Concept

Ambiguity

Definition

Ambiguity is the linguistic property by which a single expression can be interpreted in two or more distinct ways. Logicians distinguish two main families. Lexical ambiguity arises from a single word with multiple meanings, such as "bank" denoting either a financial institution or the side of a river. Structural (or syntactic) ambiguity arises from the way a sentence is assembled, so that the same string of words supports different parse trees and different propositions — "visiting relatives can be exhausting" can mean either that one finds the act of visiting tiring or that the relatives themselves are tiring.

Because logic operates on the meanings of statements rather than their surface form, any ambiguous statement is, strictly speaking, not yet a candidate for evaluation. It must first be disambiguated.

Why it matters

How it works

Ambiguity becomes dangerous when an argument moves from one sense of a term to another without the audience noticing. A reasoner who sees the slip can ask which meaning was intended at each step and force the speaker to either pick one or concede the equivocation. Disambiguation typically proceeds by substitution: replace the ambiguous term with a longer phrase that fixes the meaning, and the argument either holds or collapses transparently.

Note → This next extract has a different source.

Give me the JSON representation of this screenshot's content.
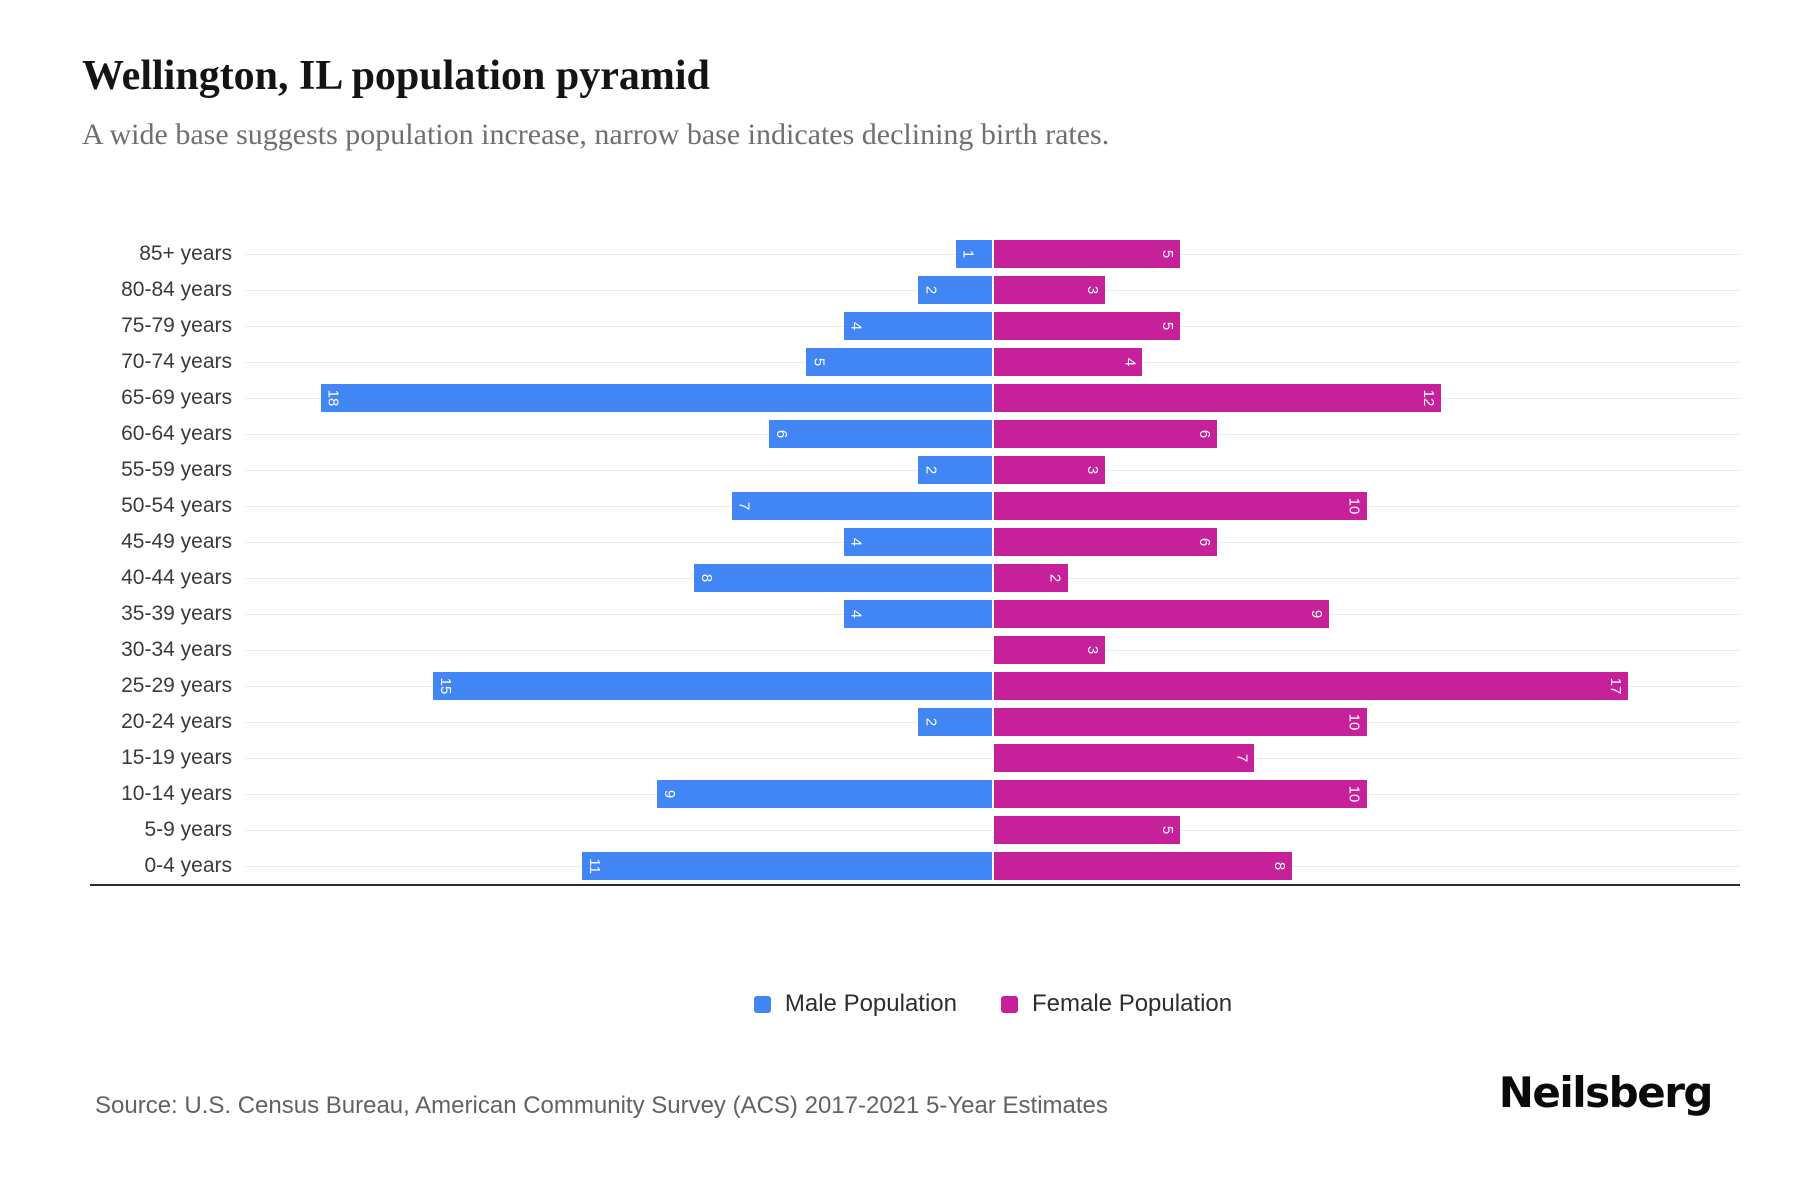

Ambiguity is distinct from vagueness, though the two are often conflated. A vague term such as "tall" has a single meaning whose boundary is fuzzy; an ambiguous term such as "light" has multiple discrete meanings (not heavy, not dark, illumination). Vagueness is a problem of degree; ambiguity is a problem of which meaning. Resolving them requires different moves: vagueness wants a threshold or a context, while ambiguity wants a choice.